Still, when the time came to submit separation paperwork with the Navy, Mario waffled. His mind lingered on the financial hardships he’d experienced before joining the Navy. He remembered dropping out of college because he couldn’t afford to feed and house himself while he studied—he didn’t want to jeopardize nursing school with similar financial constraints. Although he knew he wanted to leave the Navy, Mario began to rationalize a decision to stay. Over four years of service, Mario’s Navy salary had increased to the point where he was saving $2,000 a month. If he could endure one more two-year tour, in some exotic, seaside place like Spain or Italy, Mario would be able to live off of his savings while attending nursing school, no questions asked. Despite loathing the rhythms of daily Navy life, serving another tour would be the most practical thing. “I was trying to convince myself that I could be happy staying in the Navy,” Mario said, before realizing, “that is some Stockholm Syndrome shit.”

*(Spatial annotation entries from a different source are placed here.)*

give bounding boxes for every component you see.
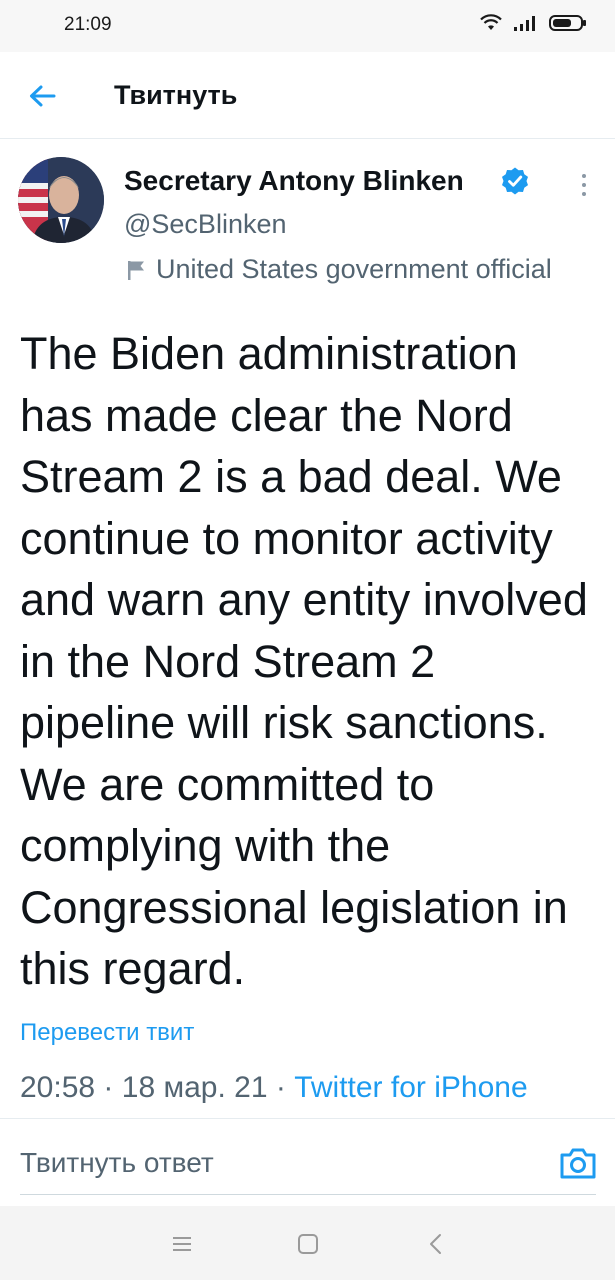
system-nav-bar <box>0 1206 615 1280</box>
meta-separator: · <box>275 1071 286 1104</box>
back-button[interactable] <box>22 76 62 116</box>
meta-separator: · <box>103 1071 114 1104</box>
header: Твитнуть <box>0 52 615 139</box>
battery-icon <box>549 15 586 31</box>
tweet-date: 18 мар. 21 <box>121 1071 268 1104</box>
author-name[interactable]: Secretary Antony Blinken <box>124 165 464 197</box>
camera-icon[interactable] <box>558 1145 598 1181</box>
translate-link[interactable]: Перевести твит <box>20 1019 194 1047</box>
page-title: Твитнуть <box>114 80 238 110</box>
tweet-meta: 20:58 · 18 мар. 21 · Twitter for iPhone <box>20 1071 528 1105</box>
avatar-image <box>18 157 104 243</box>
author-handle[interactable]: @SecBlinken <box>124 209 287 240</box>
reply-bar: Твитнуть ответ <box>0 1118 615 1207</box>
reply-input[interactable]: Твитнуть ответ <box>20 1139 596 1195</box>
arrow-left-icon <box>30 85 56 107</box>
government-label-text: United States government official <box>156 254 552 284</box>
wifi-icon <box>480 14 502 30</box>
flag-icon <box>128 260 144 280</box>
signal-icon <box>514 16 535 31</box>
verified-badge-icon <box>502 167 528 195</box>
tweet-text: The Biden administration has made clear … <box>20 328 588 994</box>
tweet-time: 20:58 <box>20 1071 96 1104</box>
home-icon[interactable] <box>294 1230 322 1258</box>
tweet-source[interactable]: Twitter for iPhone <box>294 1071 527 1104</box>
status-bar: 21:09 <box>0 0 615 52</box>
more-options-icon[interactable] <box>572 171 596 199</box>
status-time: 21:09 <box>64 14 112 35</box>
avatar[interactable] <box>18 157 104 243</box>
government-label: United States government official <box>124 254 615 285</box>
status-icons <box>479 14 587 32</box>
menu-icon[interactable] <box>168 1230 196 1258</box>
back-nav-icon[interactable] <box>422 1230 450 1258</box>
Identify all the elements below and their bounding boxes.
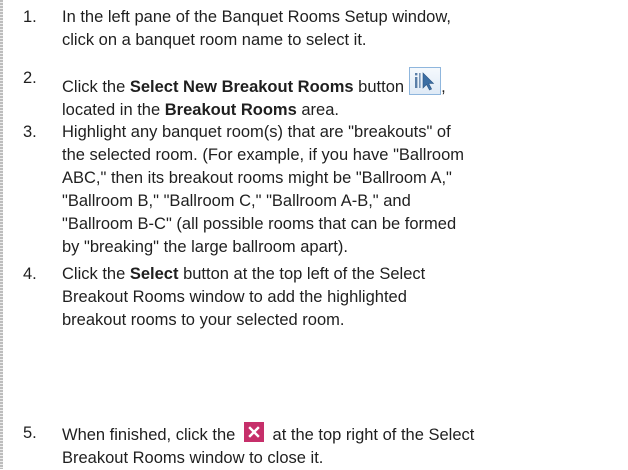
step-line: breakout rooms to your selected room. (62, 311, 345, 329)
step-line: Click the Select button at the top left … (62, 263, 622, 286)
step-line: ABC," then its breakout rooms might be "… (62, 169, 452, 187)
step-text: In the left pane of the Banquet Rooms Se… (62, 6, 622, 52)
close-icon (243, 422, 264, 442)
step-line: In the left pane of the Banquet Rooms Se… (62, 8, 451, 26)
step-text: Click the Select New Breakout Rooms butt… (62, 67, 622, 122)
step-line: Breakout Rooms window to add the highlig… (62, 288, 407, 306)
step-text: Click the Select button at the top left … (62, 263, 622, 332)
ui-term-select: Select (129, 265, 179, 283)
step-number: 1. (23, 8, 37, 26)
step-line: When finished, click the at the top righ… (62, 422, 622, 447)
step-text-run: , (441, 78, 446, 96)
step-text-run: button at the top left of the Select (178, 265, 426, 283)
step-text-run: area. (296, 101, 339, 119)
step-text: When finished, click the at the top righ… (62, 422, 622, 470)
ui-term-select-new-breakout-rooms: Select New Breakout Rooms (129, 78, 354, 96)
step-line: Breakout Rooms window to close it. (62, 449, 324, 467)
step-line: click on a banquet room name to select i… (62, 31, 367, 49)
step-line: Click the Select New Breakout Rooms butt… (62, 67, 622, 99)
step-number: 5. (23, 424, 37, 442)
left-border-rule (0, 0, 3, 469)
step-line: located in the Breakout Rooms area. (62, 99, 622, 122)
ui-term-breakout-rooms: Breakout Rooms (164, 101, 297, 119)
step-number: 2. (23, 69, 37, 87)
step-text-run: When finished, click the (62, 426, 236, 444)
step-number: 4. (23, 265, 37, 283)
step-text: Highlight any banquet room(s) that are "… (62, 121, 622, 259)
step-line: Highlight any banquet room(s) that are "… (62, 123, 451, 141)
step-text-run: at the top right of the Select (272, 426, 475, 444)
step-line: by "breaking" the large ballroom apart). (62, 238, 348, 256)
step-line: "Ballroom B-C" (all possible rooms that … (62, 215, 457, 233)
select-breakout-rooms-icon (409, 67, 442, 95)
step-line: "Ballroom B," "Ballroom C," "Ballroom A-… (62, 192, 411, 210)
step-text-run: Click the (62, 265, 130, 283)
step-line: the selected room. (For example, if you … (62, 146, 465, 164)
step-text-run: located in the (62, 101, 165, 119)
step-text-run: Click the (62, 78, 130, 96)
step-text-run: button (353, 78, 405, 96)
step-number: 3. (23, 123, 37, 141)
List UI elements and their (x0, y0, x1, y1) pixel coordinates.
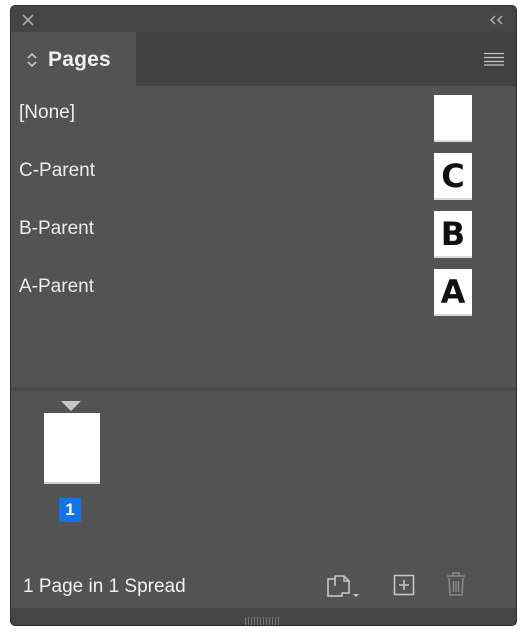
spread-marker-icon (61, 401, 81, 411)
double-chevron-left-icon[interactable] (489, 13, 505, 25)
parent-item-c[interactable]: C-Parent C (11, 144, 516, 200)
pages-panel: Pages [None] C-Parent C B-Parent B A-Par… (10, 5, 517, 626)
parent-item-none[interactable]: [None] (11, 86, 516, 142)
parent-thumbnail-letter: B (440, 215, 466, 253)
parent-item-a[interactable]: A-Parent A (11, 260, 516, 316)
new-page-icon[interactable] (393, 574, 415, 596)
updown-chevron-icon (26, 52, 38, 68)
parent-thumbnail-letter: C (441, 157, 465, 195)
panel-tabbar: Pages (11, 32, 516, 86)
tab-label: Pages (48, 48, 111, 71)
parent-label: [None] (19, 102, 75, 123)
edit-page-size-icon[interactable] (327, 574, 365, 600)
parent-thumbnail (434, 95, 472, 142)
panel-menu-icon[interactable] (484, 52, 504, 66)
parent-item-b[interactable]: B-Parent B (11, 202, 516, 258)
close-icon[interactable] (21, 13, 35, 27)
parent-label: B-Parent (19, 218, 94, 239)
page-number-label[interactable]: 1 (59, 498, 81, 522)
panel-titlebar (11, 6, 516, 32)
parent-label: A-Parent (19, 276, 94, 297)
parent-label: C-Parent (19, 160, 96, 181)
parent-thumbnail: C (434, 153, 472, 200)
parent-thumbnail: A (434, 269, 472, 316)
parent-thumbnail-letter: A (440, 273, 466, 311)
panel-footer: 1 Page in 1 Spread (11, 556, 516, 608)
page-thumbnail[interactable] (44, 413, 100, 484)
status-text: 1 Page in 1 Spread (23, 576, 186, 597)
parent-thumbnail: B (434, 211, 472, 258)
document-pages-area: 1 (11, 391, 516, 556)
trash-icon[interactable] (445, 571, 467, 597)
panel-bottom-bar (11, 608, 516, 625)
parent-pages-list: [None] C-Parent C B-Parent B A-Parent A (11, 86, 516, 386)
resize-grip-icon[interactable] (243, 612, 283, 625)
tab-pages[interactable]: Pages (11, 32, 136, 86)
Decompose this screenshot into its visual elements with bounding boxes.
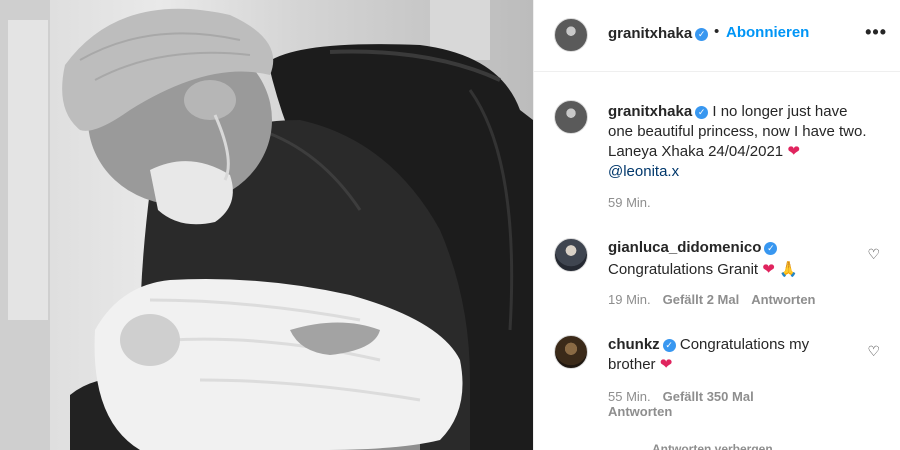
comment-meta: 55 Min. Gefällt 350 Mal: [608, 389, 754, 404]
comment-likes[interactable]: Gefällt 2 Mal: [663, 292, 740, 307]
heart-emoji: ❤: [787, 143, 800, 160]
caption: granitxhaka ✓ I no longer just have one b…: [608, 102, 888, 182]
author-username[interactable]: granitxhaka ✓: [608, 25, 709, 42]
comment-time[interactable]: 55 Min.: [608, 389, 651, 404]
verified-badge-icon: ✓: [764, 242, 778, 255]
more-options-icon[interactable]: •••: [865, 22, 887, 43]
author-avatar[interactable]: [554, 18, 588, 52]
commenter-username-text[interactable]: chunkz: [608, 336, 660, 353]
verified-badge-icon: ✓: [662, 339, 676, 352]
photo-illustration: [0, 0, 533, 450]
commenter-username[interactable]: chunkz ✓: [608, 336, 676, 353]
hide-replies-button[interactable]: Antworten verbergen: [652, 442, 773, 450]
heart-outline-icon[interactable]: ♡: [867, 343, 880, 360]
verified-badge-icon: ✓: [695, 28, 709, 41]
post-photo[interactable]: [0, 0, 533, 450]
separator-dot: •: [714, 23, 720, 40]
commenter-username[interactable]: gianluca_didomenico ✓: [608, 239, 778, 256]
caption-avatar[interactable]: [554, 100, 588, 134]
comment-emoji: ❤ 🙏: [762, 261, 798, 278]
heart-outline-icon[interactable]: ♡: [867, 246, 880, 263]
author-username-text[interactable]: granitxhaka: [608, 25, 692, 42]
verified-badge-icon: ✓: [695, 106, 709, 119]
caption-line-1: I no longer just have: [712, 103, 848, 120]
caption-username[interactable]: granitxhaka ✓: [608, 103, 709, 120]
caption-line-3: Laneya Xhaka 24/04/2021: [608, 143, 784, 160]
post-header: granitxhaka ✓ • Abonnieren •••: [534, 0, 900, 72]
follow-button[interactable]: Abonnieren: [726, 24, 809, 41]
comment-text-line-1: Congratulations my: [679, 336, 810, 353]
comment-text-line-2: brother: [608, 356, 656, 373]
commenter-avatar[interactable]: [554, 335, 588, 369]
mention-link[interactable]: @leonita.x: [608, 162, 888, 182]
post-side-panel: granitxhaka ✓ • Abonnieren ••• granitxhak…: [533, 0, 900, 450]
comment-time[interactable]: 19 Min.: [608, 292, 651, 307]
comment-2: chunkz ✓ Congratulations my brother ❤: [608, 335, 858, 375]
reply-button[interactable]: Antworten: [751, 292, 815, 307]
commenter-username-text[interactable]: gianluca_didomenico: [608, 239, 761, 256]
caption-username-text[interactable]: granitxhaka: [608, 103, 692, 120]
comment-emoji: ❤: [659, 356, 673, 373]
post-timestamp[interactable]: 59 Min.: [608, 195, 651, 210]
commenter-avatar[interactable]: [554, 238, 588, 272]
comment-text: Congratulations Granit: [608, 261, 759, 278]
comment-meta: 19 Min. Gefällt 2 Mal Antworten: [608, 292, 816, 307]
caption-line-2: one beautiful princess, now I have two.: [608, 123, 867, 140]
comment-likes[interactable]: Gefällt 350 Mal: [663, 389, 754, 404]
reply-button[interactable]: Antworten: [608, 404, 672, 419]
comment-1: gianluca_didomenico ✓ Congratulations Gra…: [608, 238, 858, 280]
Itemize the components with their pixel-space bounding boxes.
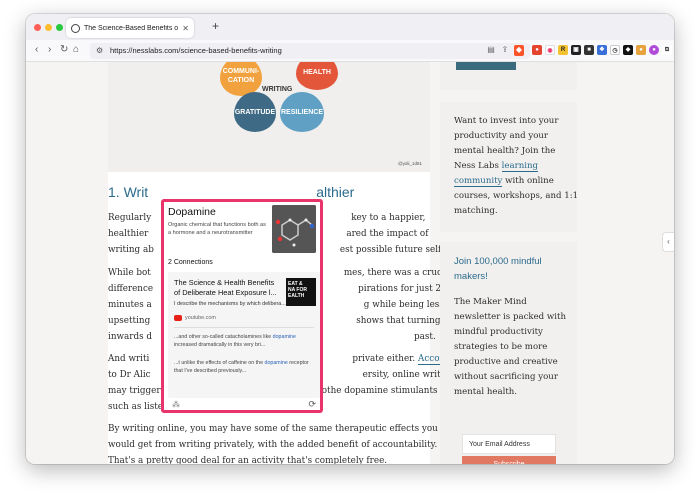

Mario steeled himself. He acknowledged that the Navy was making him miserable—and that every minute he stayed in the Navy, his dream of becoming a nurse was on pause. He wasn’t going to huddle in fear, waiting. If poverty was lurking for him on the other side, so be it—he knew how to handle poverty. Mario entered the paperwork to separate from the Navy. “I felt such a big weight lifted.” Mario was going home, to his family and his mother.
Sandra had been waiting to see Mario, too. When Mario was rotated from Greece to San Diego on January 15th, Sandra wasted no time. She drove from Arizona, arriving in San Diego just one day after her son had reentered the country. She parked at the agreed upon meeting location—the seedy gas station—and waited.
As Mario crossed the street and approached the gas pump—backpack in tow—his mother came into view. He approached her, noticing that she looked older, more wrinkled, with hair dyed black, but unmistakably grey at the roots. She was struggling to hold back tears. Mario teased her for crying. She hugged him, barely coming up to his chest.
“Ay mijo,” she sniffled. Mario hugged her back.